TORONTO — The Toronto area’s real estate market set a new record in May, 2016, with nearly 13,000 homes sold.
That’s up 10.6 per cent from May 2015 in what was already one of Canada’s hottest real-estate markets.
The Toronto Real Estate Board says there’s a shortage of listings for low-rise types of housing, such as single family homes.
As a result, the industry group says there’s heated competition among buyers that has pushed up prices.
Its home price index was up 15 per cent in May compared with the same month last year.
The average sale price in May, 2016 in Toronto itself was $782,051. In the rest of the GTA, the average was $734,924.
TREB says there were 12,870 homes of all types sold through its Multiple Listing Service in May.

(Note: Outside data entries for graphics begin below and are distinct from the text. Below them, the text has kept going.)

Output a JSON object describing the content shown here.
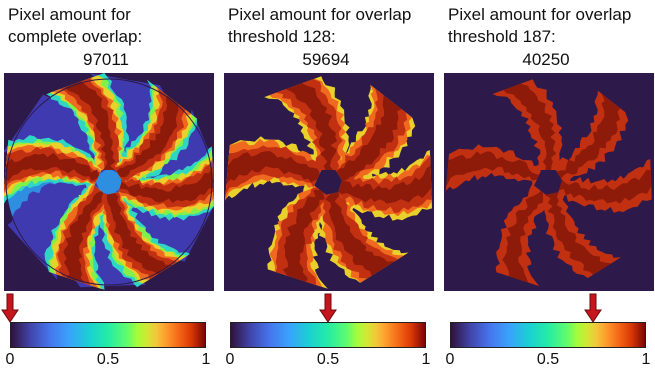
{
  "colors": {
    "background": "#2e1a4a",
    "deep_red": "#8e1a0a",
    "red": "#c23012",
    "orange": "#ef6a1e",
    "yellow": "#e9d02a",
    "green": "#82f04a",
    "cyan": "#2fd6c4",
    "blue": "#2e8ee0",
    "indigo": "#3f3ab0",
    "arrow_fill": "#c4161c",
    "arrow_stroke": "#6b0a0a"
  },
  "colormap": "turbo",
  "colorbar_ticks": [
    "0",
    "0.5",
    "1"
  ],
  "panels": [
    {
      "caption": "Pixel amount for\ncomplete overlap:",
      "count": "97011",
      "threshold_fraction": 0.0,
      "style": "full-disk"
    },
    {
      "caption": "Pixel amount for overlap\nthreshold 128:",
      "count": "59694",
      "threshold_fraction": 0.5,
      "style": "six-arm-rotor"
    },
    {
      "caption": "Pixel amount for overlap\nthreshold 187:",
      "count": "40250",
      "threshold_fraction": 0.73,
      "style": "six-arm-rotor-thin"
    }
  ]
}
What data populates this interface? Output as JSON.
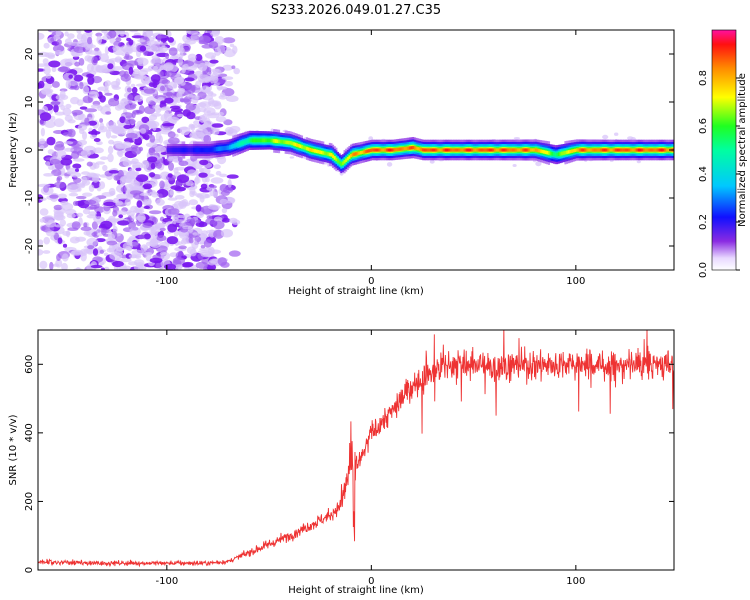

That included 4,638 in the city itself and 8,232 in surrounding areas.
Those compared with 11,640 home sales of all type in May 2015, including 4,166 in the City of Toronto and 7,474 in the surrounding areas.
TREB president says there’s no shortage of buyers but the bigger story is a “shortage of listings, which has resulted in strong upward pressure on home price.”
The total number of new listings across the GTA was 17,412 last month, six per cent fewer than 18,611 in May 2015.
TREB’s director of market analysis, Jason Mercer, adds that “widespread competition between buyers of singles, semis and townhouses across the GTA has underpinned the robust annual rates of price growth experienced so far this year.”
The average price for a detached house in Toronto proper was $1.28 million last month, up 15.2 per cent from a year earlier.
The real estate association’s monthly statistics follow a warning on Wednesday from the Paris-based OECD, an economic think-tank, which said Ottawa should do introduce new measures to reduce some of the risk associated with soaring home prices and household debt levels in Toronto and Vancouver.
It wasn’t the first time that the OECD called for measures to cool sky-high house prices in Toronto and Vancouver, which together comprise a third of the country’s real estate market. It made similar comments in its report last December.
Since then, Finance Minister Bill Morneau has increased the minimum down payment for homes over $500,000, a measure aimed specifically at the Toronto and Vancouver markets.
As of February, 2016, homebuyers must put down 10 per cent on the portion of a home over $500,000. Buyers can still put down five per cent on the first $500,000 of a home purchase.